Big Island hunters are bristling at a proposed rule being considered by the state land board Friday that they say needlessly restricts their own activities while mixing Mauna Kea protests with unrelated hunting activity.
Big Island hunters are bristling at a proposed rule being considered by the state land board Friday that they say needlessly restricts their own activities while mixing Mauna Kea protests with unrelated hunting activity.
The rule, hastily created to address environmental and safety impacts from recent protests against the Thirty Meter Telescope, prohibits backpacks and camping paraphernalia and overnight stays within a mile of the Mauna Kea Observatory Access Road. The proposed rule that the land board will mull today is inserted in the chapter governing state game mammal hunting.
That’s the wrong place for the rule, argue hunters, who also say that regardless of where the rule is promulgated, it unfairly penalizes hunters who have nothing to do with protests.
“Every hunter goes in there with a backpack,” said Tom Lodge, chairman of the Hawaii County Game Management Advisory Commission. “You go out there and make sure you can survive.”
State Department of Land and Natural Resources spokesman Dan Dennison said the DLNR Division of Forestry and Wildlife drafted the rules at the request of the state attorney general.
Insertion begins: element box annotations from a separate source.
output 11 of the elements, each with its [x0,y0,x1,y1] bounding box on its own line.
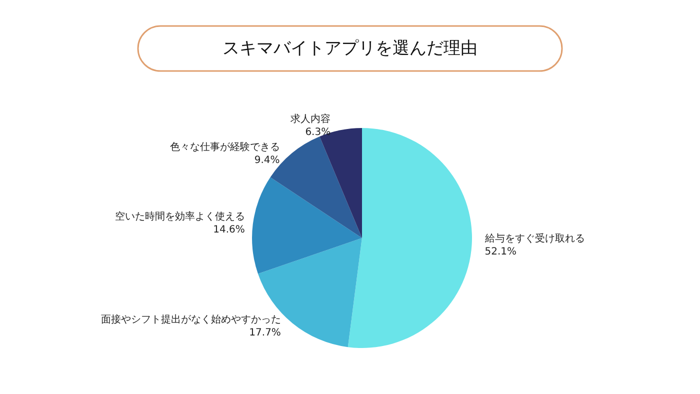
data-label: 6.3% [305,127,331,138]
data-label: 17.7% [249,327,281,338]
slice-label: 面接やシフト提出がなく始めやすかった [100,313,281,326]
slice-label: 給与をすぐ受け取れる [484,232,585,244]
slice-label: 求人内容 [290,113,331,126]
data-label: 52.1% [484,246,517,258]
chart-title: スキマバイトアプリを選んだ理由 [222,38,478,58]
data-label: 14.6% [213,224,245,236]
data-label: 9.4% [254,155,280,166]
slice-label: 空いた時間を効率よく使える [114,210,245,223]
slice-label: 色々な仕事が経験できる [170,141,280,154]
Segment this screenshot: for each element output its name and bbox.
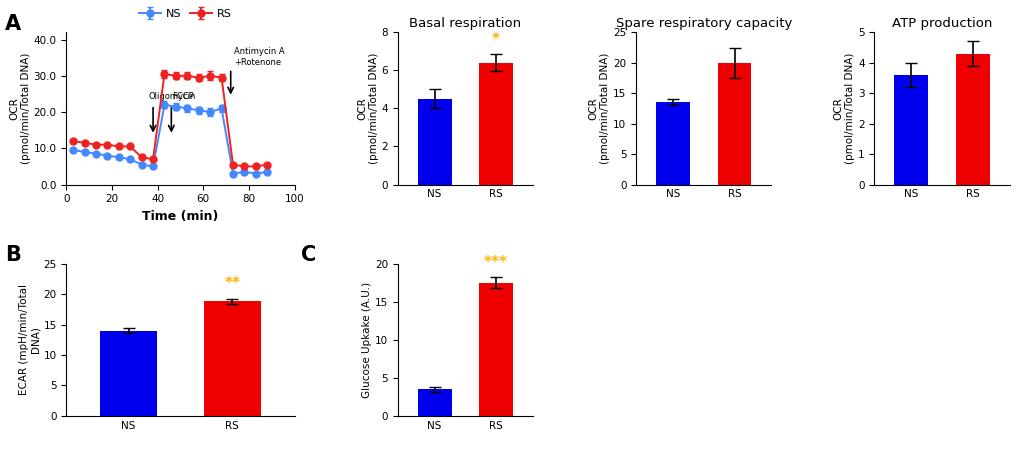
Y-axis label: OCR
(pmol/min/Total DNA): OCR (pmol/min/Total DNA) — [588, 53, 609, 164]
Bar — [479, 63, 513, 184]
Text: *: * — [491, 31, 499, 47]
Text: Antimycin A
+Rotenone: Antimycin A +Rotenone — [234, 48, 284, 67]
Title: Spare respiratory capacity: Spare respiratory capacity — [614, 17, 791, 30]
Bar — [479, 283, 513, 416]
Text: A: A — [5, 14, 21, 34]
Text: C: C — [301, 245, 316, 265]
Bar — [100, 331, 157, 416]
Bar — [204, 301, 261, 416]
Bar — [655, 103, 689, 184]
Y-axis label: OCR
(pmol/min/Total DNA): OCR (pmol/min/Total DNA) — [833, 53, 855, 164]
Legend: NS, RS: NS, RS — [135, 5, 235, 23]
Text: **: ** — [224, 276, 240, 292]
Bar — [894, 75, 927, 184]
Bar — [717, 63, 751, 184]
Text: B: B — [5, 245, 21, 265]
Text: FCCP: FCCP — [172, 92, 194, 101]
Text: Oligomycin: Oligomycin — [149, 92, 196, 101]
Bar — [418, 99, 451, 184]
Title: Basal respiration: Basal respiration — [409, 17, 521, 30]
Y-axis label: Glucose Upkake (A.U.): Glucose Upkake (A.U.) — [362, 282, 372, 398]
Text: ***: *** — [484, 255, 507, 270]
X-axis label: Time (min): Time (min) — [142, 210, 218, 223]
Bar — [955, 54, 988, 184]
Bar — [418, 389, 451, 416]
Y-axis label: OCR
(pmol/min/Total DNA): OCR (pmol/min/Total DNA) — [9, 53, 31, 164]
Y-axis label: ECAR (mpH/min/Total
DNA): ECAR (mpH/min/Total DNA) — [19, 284, 41, 395]
Y-axis label: OCR
(pmol/min/Total DNA): OCR (pmol/min/Total DNA) — [357, 53, 378, 164]
Title: ATP production: ATP production — [891, 17, 991, 30]
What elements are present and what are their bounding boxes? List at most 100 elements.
“Camping is already restricted on all DOFAW land without a permit,” Dennison said. “This is an attempt to clarify the rules, because of recent activity on Mauna Kea within DLNR managed lands.”
Hilo hunter Dick Hoeflinger said the hunting rules have an emergency clause that allows the state to act quickly.
“They want to get this done right away, without public hearings,” Hoeflinger said. “It’s a back door, sneaky way to get it through.”
Lodge said the rule, which covers at least 10 square miles, should be scrapped and brought back for public hearings.
“It should go through the administrative rule process,” Lodge said. “There are a lot of people upset about this.”